Nelson Mandela won a landslide victory in South African’s first election open to all citizens 25 years ago, marking the official end of brutal racist system of apartheid. CBS News correspondent Bill Whitaker, who covered Mandela’s historic victory, described the day as “jubilant South Africans poured into the streets of Johannesburg, danced in the streets of Soweto.”
“After a brutal, even bloody, election, Mandela, tonight, extended his hand in peace to his political opponents, left and right,” Whitaker said.
The historic elections were held from April 26-29, 1994. The first day of voting was restricted to the elderly, disabled, prison inmates, heavily pregnant women and ex-patriots. Voters waited for hours in lines that stretched more than a mile, in primarily black neighborhoods, to cast their vote.
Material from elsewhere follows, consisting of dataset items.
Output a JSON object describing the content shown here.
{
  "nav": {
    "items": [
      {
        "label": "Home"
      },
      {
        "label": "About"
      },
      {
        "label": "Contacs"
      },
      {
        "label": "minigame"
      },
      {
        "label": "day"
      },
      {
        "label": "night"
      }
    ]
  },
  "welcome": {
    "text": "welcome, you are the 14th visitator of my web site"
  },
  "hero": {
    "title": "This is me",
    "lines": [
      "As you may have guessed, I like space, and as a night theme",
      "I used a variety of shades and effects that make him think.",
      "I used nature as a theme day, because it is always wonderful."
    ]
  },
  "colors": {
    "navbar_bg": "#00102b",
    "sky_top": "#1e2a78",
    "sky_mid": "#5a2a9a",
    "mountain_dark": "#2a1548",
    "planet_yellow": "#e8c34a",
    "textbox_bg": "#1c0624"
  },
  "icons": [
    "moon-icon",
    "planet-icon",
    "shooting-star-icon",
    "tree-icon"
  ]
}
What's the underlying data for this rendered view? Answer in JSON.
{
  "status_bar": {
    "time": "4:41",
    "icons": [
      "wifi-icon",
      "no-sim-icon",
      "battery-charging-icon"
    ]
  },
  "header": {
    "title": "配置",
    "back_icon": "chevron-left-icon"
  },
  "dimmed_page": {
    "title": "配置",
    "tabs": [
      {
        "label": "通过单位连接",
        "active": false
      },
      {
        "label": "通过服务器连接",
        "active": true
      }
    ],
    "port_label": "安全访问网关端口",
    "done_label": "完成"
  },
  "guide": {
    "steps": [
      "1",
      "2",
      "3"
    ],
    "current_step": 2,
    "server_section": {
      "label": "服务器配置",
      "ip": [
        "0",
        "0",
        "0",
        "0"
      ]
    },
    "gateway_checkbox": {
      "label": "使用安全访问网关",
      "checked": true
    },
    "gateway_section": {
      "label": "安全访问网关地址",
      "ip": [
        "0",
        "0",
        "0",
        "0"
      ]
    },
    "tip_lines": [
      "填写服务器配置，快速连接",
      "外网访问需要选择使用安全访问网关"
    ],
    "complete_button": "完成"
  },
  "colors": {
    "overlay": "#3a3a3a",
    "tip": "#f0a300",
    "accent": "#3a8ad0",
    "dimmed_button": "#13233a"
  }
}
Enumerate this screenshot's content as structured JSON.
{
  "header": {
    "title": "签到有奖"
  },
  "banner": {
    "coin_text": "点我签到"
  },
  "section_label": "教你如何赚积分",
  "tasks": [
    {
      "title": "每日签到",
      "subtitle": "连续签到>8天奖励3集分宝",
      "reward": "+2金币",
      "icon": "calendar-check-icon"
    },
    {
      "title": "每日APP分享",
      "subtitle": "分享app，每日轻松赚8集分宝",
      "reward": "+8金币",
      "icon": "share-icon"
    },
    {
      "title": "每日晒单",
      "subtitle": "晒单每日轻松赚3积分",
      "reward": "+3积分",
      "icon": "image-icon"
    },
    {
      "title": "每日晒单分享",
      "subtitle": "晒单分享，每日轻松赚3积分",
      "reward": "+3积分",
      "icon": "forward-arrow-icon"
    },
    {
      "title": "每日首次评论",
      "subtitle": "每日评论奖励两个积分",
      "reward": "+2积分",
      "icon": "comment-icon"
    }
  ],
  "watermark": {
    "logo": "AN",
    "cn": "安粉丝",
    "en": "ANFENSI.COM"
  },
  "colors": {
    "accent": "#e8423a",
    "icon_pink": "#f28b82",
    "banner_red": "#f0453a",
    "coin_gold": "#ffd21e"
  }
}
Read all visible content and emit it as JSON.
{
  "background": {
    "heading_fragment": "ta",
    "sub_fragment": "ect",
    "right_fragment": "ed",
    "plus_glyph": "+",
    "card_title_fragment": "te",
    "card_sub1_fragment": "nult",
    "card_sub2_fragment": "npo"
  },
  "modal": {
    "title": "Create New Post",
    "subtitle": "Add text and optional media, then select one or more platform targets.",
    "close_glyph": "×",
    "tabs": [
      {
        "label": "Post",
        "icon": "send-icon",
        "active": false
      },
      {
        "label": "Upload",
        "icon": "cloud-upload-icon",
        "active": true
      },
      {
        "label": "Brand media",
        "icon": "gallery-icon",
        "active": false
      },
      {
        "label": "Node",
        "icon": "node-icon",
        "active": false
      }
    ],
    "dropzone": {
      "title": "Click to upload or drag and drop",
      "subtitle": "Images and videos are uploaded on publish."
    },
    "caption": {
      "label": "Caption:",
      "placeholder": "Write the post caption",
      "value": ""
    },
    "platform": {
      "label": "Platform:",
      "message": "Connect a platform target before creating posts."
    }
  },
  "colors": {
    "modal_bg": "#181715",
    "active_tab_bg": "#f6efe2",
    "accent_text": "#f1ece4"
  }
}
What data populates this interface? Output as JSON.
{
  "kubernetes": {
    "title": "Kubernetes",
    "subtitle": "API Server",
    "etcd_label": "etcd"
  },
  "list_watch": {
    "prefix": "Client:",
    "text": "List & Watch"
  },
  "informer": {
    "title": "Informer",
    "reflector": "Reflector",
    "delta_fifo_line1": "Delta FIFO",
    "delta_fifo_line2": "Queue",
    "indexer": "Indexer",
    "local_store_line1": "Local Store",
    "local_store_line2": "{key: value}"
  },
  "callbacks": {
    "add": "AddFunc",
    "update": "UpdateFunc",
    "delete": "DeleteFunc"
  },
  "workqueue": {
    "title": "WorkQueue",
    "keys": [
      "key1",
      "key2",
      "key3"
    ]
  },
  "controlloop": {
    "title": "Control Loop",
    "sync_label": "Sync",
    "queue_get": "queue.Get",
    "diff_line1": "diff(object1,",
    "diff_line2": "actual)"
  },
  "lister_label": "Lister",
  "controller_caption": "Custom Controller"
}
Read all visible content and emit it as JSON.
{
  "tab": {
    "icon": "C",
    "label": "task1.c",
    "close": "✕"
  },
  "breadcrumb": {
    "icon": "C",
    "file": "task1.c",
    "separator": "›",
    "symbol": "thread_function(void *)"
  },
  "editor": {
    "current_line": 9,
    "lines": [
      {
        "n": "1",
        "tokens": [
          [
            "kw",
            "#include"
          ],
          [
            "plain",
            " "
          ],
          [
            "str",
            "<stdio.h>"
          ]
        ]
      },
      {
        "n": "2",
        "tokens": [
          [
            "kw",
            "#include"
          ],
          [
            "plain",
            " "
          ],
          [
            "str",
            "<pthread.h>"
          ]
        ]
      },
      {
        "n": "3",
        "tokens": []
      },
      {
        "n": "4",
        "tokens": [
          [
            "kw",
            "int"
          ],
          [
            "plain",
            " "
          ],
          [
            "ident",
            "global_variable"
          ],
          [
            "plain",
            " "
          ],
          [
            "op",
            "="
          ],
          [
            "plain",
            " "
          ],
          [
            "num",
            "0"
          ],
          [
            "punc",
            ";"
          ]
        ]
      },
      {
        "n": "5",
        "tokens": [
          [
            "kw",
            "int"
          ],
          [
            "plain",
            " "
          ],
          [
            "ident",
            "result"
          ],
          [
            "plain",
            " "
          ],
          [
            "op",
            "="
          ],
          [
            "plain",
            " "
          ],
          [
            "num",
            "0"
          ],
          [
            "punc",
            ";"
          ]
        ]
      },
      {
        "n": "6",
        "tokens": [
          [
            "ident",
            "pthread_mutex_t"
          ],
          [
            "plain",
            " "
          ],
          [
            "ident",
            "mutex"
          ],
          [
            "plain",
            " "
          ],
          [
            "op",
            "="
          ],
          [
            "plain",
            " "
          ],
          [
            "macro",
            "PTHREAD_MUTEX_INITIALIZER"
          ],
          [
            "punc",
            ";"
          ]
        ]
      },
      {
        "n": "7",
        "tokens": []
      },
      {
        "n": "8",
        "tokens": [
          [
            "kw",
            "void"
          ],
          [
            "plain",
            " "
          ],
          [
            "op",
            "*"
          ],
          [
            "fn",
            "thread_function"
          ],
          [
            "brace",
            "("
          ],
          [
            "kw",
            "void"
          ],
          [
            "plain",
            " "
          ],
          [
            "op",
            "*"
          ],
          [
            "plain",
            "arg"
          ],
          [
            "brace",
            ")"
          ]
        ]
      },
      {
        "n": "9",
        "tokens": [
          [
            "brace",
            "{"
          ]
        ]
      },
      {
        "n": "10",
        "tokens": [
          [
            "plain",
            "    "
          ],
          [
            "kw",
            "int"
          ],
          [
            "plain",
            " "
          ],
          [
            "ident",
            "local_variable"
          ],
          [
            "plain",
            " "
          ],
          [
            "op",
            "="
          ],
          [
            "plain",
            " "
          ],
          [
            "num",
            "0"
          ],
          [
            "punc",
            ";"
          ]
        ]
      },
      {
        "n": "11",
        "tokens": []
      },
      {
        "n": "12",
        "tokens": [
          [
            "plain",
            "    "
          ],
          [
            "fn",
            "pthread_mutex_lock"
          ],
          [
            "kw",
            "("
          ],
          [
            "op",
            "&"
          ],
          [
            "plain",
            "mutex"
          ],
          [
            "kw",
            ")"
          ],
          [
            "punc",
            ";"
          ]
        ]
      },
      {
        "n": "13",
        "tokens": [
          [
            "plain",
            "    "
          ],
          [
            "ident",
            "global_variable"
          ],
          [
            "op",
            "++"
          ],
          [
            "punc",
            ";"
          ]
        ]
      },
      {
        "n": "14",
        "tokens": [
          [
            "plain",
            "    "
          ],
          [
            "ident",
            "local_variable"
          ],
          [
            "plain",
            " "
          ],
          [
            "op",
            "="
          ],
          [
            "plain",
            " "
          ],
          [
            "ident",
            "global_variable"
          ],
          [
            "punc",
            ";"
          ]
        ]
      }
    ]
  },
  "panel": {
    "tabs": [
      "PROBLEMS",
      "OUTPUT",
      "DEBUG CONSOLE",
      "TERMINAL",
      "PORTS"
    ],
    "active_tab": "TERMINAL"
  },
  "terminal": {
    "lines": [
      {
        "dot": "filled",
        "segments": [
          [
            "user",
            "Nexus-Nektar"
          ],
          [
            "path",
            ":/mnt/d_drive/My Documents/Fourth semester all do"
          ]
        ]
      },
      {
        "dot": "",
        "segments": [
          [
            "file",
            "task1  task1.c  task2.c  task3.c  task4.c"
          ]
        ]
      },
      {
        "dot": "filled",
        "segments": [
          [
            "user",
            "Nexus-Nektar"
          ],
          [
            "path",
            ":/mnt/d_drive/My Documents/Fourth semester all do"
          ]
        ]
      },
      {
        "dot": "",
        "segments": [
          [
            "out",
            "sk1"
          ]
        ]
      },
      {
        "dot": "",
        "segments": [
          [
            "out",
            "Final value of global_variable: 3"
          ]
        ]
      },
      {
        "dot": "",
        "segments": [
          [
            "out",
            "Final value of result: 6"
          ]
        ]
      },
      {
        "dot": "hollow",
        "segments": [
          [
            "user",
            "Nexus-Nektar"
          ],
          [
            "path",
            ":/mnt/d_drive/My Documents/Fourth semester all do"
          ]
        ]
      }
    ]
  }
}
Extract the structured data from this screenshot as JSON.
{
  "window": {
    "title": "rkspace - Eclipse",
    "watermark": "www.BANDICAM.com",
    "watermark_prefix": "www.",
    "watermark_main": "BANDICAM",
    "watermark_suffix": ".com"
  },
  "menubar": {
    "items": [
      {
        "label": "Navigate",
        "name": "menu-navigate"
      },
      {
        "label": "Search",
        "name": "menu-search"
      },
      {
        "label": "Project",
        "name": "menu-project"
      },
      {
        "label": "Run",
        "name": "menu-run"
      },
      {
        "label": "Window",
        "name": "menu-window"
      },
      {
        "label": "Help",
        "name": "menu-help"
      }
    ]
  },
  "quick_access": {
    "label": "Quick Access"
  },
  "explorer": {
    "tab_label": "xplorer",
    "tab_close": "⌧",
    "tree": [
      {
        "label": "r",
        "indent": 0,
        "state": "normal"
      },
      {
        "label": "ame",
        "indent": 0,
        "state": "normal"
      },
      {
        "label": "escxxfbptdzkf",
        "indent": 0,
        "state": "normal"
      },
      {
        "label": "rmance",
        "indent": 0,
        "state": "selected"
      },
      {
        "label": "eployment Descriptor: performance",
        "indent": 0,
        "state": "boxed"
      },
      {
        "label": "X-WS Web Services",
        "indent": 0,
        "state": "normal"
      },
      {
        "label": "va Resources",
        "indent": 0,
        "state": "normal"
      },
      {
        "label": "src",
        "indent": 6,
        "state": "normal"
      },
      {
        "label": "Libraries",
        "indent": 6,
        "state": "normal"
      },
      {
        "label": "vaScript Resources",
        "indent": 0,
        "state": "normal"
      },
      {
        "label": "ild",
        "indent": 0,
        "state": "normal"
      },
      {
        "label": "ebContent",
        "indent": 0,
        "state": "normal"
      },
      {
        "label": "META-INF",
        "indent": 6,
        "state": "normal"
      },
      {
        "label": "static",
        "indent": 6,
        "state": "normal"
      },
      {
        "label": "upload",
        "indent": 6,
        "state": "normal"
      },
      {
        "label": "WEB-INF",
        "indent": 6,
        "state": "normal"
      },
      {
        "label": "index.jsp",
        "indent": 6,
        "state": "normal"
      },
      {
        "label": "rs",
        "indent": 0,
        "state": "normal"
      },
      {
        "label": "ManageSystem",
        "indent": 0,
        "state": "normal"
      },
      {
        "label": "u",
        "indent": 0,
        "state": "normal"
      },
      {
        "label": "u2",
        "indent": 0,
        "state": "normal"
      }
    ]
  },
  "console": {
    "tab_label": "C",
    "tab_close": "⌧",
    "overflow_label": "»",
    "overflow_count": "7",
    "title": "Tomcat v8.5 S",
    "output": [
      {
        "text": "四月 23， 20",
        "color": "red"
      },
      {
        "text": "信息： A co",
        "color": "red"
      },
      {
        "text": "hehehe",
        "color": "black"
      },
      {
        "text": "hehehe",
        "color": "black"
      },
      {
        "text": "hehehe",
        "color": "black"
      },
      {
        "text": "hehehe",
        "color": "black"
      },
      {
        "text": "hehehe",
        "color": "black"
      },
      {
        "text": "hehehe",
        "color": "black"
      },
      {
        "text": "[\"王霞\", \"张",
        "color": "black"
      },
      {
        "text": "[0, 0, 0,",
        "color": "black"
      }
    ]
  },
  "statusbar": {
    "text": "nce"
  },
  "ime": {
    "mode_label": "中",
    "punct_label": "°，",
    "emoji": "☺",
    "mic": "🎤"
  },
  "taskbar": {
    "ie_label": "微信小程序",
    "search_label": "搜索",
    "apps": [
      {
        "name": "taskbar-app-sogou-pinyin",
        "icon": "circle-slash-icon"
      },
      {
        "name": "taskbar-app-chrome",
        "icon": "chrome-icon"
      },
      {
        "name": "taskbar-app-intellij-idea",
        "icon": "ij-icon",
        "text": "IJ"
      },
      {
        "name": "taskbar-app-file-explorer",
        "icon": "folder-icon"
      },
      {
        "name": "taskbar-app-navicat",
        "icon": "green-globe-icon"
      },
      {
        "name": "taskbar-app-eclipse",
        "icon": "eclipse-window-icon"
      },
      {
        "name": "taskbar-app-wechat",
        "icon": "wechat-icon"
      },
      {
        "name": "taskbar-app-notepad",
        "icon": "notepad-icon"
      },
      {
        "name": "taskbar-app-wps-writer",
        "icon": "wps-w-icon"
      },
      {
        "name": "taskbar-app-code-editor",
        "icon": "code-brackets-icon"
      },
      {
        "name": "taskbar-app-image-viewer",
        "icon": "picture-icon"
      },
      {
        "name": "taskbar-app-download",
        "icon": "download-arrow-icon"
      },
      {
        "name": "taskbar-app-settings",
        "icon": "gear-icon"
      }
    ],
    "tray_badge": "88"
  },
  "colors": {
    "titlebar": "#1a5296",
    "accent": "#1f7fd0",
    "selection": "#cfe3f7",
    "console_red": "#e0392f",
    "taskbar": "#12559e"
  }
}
Some violence occurred, but overall the elections were successful.
After early returns were announced on May 2, Mandela proclaimed that the black South Africans who had been disenfranchised for decades by the apartheid system of racial separation were now “free at last!”
The last white South African president, F.W. de Klerk, eventually conceded defeat.
Mandela, who spent 27 years in various South African prisons before being released in 1990, was inaugurated as President of a “National Unity” government on May 10, 1994. Just three days removed from prison, Mandela told CBS News that his time in prison “deepened our convictions.”
At his inaugural address in Pretoria, Mandela said “today, all of us do, by our presence here, and by our celebrations in other parts of our country and the world,confer glory and hope to newborn liberty.”